Arrayed before today’s visitor is a menagerie of taxidermied specimens of every animal mentioned in the Old Testament (leviathans, behemoths, and Nephilim notwithstanding), all free for the petting. Rabbi Shaul Shimon Deutsch, the museum’s creator and curator, shuffles across the room toward a bisected giraffe erected in the corner (the ceiling wasn’t tall enough), kicking aside a pile of bones and a baby lamb. And that’s all OK; the specimens here get a lot of wear and tear because Rabbi Deutsch firmly believes that touching brings learning to life.
As the rabbi and his guest meander through the room, yanking horns and stroking pelts, a TV plays an introductory video. In a bizarre mashup of Hebrew, Brooklynese, and the BBC, the video features Rabbi Deutsch explaining which horns are suitable for ceremonial purposes and what makes an animal kosher (FYI: kosher animals chew cud and have split hooves), intercut with images of the creatures in the wild, set to a pulsing electric guitar soundtrack, followed by spliced-in footage from British nature documentaries of dueling ibexes and buffaloes fending off lions. As the video plays, Rabbi Deutsch picks up a long, twisted horn from the floor and raises it to his lips, his pate beading with sweat as the sound bellows through the room.
Besides its unique niche in the New York City museum world (the Village Voice voted it “Best Museum” in 2015), what sets Torah Animal World apart from the city’s other displays of creatures alive and dead is evidenced by two little boys cuddling up to a lioness, cradling her cubs in their arms. At the American Museum of Natural History, the lion is behind glass; at the Bronx Zoo, it’s behind an electric fence. Here, you can put your hand in its mouth.
“If you touch history, history touches you,” Rabbi Deutsch is fond of saying. Portly and balding, with a frizzy beard and wire spectacles, Rabbi Deutch is nothing short of passionate about his multisensory approach to education, and he obviously delights in children’s curiosity and fearlessness. Growing up with dyslexia, he realized the power of hands-on learning, and eventually decided to open what he initially called a “biblical zoo,” purchasing his first specimens from hunters about a quarter century ago. (No animals are killed on behalf of the museum.) He continues to expand the museum through donations and by selling old specimens to fund new ones. In addition to the complete collection of biblical animals, the museum has animals that are not mentioned in the bible but that are just cool to see up close. Rabbi Deutsch opened Torah Animal World in Brooklyn in 2008; there is an outpost in upstate New York as well. The museum serves tens of thousands of visitors each year, many of them school groups.
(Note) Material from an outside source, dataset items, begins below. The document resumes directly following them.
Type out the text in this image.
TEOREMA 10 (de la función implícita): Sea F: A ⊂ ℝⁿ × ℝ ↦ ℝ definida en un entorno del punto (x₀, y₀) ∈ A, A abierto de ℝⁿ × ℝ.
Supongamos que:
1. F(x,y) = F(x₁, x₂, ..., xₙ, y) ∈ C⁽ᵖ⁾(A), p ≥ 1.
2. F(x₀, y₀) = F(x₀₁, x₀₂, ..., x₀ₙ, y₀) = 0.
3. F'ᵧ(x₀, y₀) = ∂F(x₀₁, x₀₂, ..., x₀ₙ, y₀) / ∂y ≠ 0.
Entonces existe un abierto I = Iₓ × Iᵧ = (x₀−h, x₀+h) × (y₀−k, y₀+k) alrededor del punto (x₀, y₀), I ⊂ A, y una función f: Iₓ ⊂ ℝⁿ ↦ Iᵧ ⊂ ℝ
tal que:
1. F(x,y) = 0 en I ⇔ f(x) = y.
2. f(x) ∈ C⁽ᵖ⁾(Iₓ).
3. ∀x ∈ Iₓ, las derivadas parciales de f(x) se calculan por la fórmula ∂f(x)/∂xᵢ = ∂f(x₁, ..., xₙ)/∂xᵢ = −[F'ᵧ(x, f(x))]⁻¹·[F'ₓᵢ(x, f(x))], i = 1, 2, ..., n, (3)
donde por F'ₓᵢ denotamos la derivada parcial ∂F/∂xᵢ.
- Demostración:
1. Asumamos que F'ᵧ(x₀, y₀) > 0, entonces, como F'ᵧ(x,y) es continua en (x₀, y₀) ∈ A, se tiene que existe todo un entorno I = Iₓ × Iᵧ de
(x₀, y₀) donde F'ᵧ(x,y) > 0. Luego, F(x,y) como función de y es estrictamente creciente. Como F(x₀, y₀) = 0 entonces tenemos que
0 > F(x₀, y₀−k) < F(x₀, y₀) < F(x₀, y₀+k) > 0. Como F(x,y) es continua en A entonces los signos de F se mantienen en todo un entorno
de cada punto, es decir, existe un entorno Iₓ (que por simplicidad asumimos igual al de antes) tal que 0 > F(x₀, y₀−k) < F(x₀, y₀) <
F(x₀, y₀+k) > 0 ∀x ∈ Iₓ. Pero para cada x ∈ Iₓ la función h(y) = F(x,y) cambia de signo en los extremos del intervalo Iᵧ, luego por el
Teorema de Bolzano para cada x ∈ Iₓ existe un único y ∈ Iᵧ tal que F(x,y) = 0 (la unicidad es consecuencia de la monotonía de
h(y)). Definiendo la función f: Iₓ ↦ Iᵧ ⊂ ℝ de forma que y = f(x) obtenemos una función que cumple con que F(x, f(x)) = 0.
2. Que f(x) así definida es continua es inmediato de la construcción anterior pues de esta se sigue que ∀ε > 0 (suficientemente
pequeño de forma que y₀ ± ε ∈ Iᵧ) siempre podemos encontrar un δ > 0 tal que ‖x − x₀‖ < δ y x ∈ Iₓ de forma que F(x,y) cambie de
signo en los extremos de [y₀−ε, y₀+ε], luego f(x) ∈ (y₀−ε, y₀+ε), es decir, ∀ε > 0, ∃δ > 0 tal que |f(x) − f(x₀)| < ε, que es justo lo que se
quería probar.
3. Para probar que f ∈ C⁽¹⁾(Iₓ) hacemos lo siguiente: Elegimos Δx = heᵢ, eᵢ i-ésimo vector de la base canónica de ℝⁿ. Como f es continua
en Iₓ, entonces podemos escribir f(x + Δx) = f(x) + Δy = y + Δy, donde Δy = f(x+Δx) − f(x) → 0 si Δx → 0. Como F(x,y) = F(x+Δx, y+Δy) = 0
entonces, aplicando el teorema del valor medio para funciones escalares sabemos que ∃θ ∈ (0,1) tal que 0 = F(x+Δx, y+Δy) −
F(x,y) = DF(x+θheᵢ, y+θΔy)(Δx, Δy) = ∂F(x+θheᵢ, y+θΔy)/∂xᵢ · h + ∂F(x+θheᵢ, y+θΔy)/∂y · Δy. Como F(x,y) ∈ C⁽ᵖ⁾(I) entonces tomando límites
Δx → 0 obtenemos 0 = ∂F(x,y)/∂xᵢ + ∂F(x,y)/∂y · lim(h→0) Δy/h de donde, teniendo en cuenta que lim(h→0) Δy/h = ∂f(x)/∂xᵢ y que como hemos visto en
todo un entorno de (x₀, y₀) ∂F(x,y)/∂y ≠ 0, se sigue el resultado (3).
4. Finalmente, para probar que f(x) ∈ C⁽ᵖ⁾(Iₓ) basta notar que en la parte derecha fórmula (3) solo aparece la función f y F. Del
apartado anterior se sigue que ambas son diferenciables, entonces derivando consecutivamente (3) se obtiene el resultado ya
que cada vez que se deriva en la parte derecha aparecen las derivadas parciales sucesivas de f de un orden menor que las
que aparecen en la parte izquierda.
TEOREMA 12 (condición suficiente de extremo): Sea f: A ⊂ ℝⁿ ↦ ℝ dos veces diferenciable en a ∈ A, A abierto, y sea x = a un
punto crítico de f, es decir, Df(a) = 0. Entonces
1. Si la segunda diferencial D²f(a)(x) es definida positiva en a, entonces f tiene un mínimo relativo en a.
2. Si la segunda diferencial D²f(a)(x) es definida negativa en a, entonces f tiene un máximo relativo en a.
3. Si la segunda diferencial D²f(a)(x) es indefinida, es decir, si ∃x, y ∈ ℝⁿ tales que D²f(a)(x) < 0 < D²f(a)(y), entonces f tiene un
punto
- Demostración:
Experiencing these animals up close helps visitors understand their natures, which can provide a fresh perspective and deeper reading of the bible. You can stroke the soft fur on the lioness’s underbelly, cuddle with the baby sheep, fondle the ridges of an ibex horn, touch an elephant bird egg (the biggest egg in the world), stare down goats (who are arranged in a pseudo barn, complete with hay), touch the tips of the wolf’s teeth, wrap your arms around the neck of a bisected giraffe or wrap a king cobra around your own neck, and get up close and personal to a face-off between a deer and a leopard, who has been captured mid-swipe as he lunges for the deer’s groin.
Because of the museum’s hands-on mission, some of the animals are bedraggled, hastily mended, and repurposed. Ears and paws have been reattached with a glue gun; horns serve as impromptu light bulb holders; electrical cords are draped over antlers. Rabbi Deutsch is indifferent to the mess: what’s important is accessibility.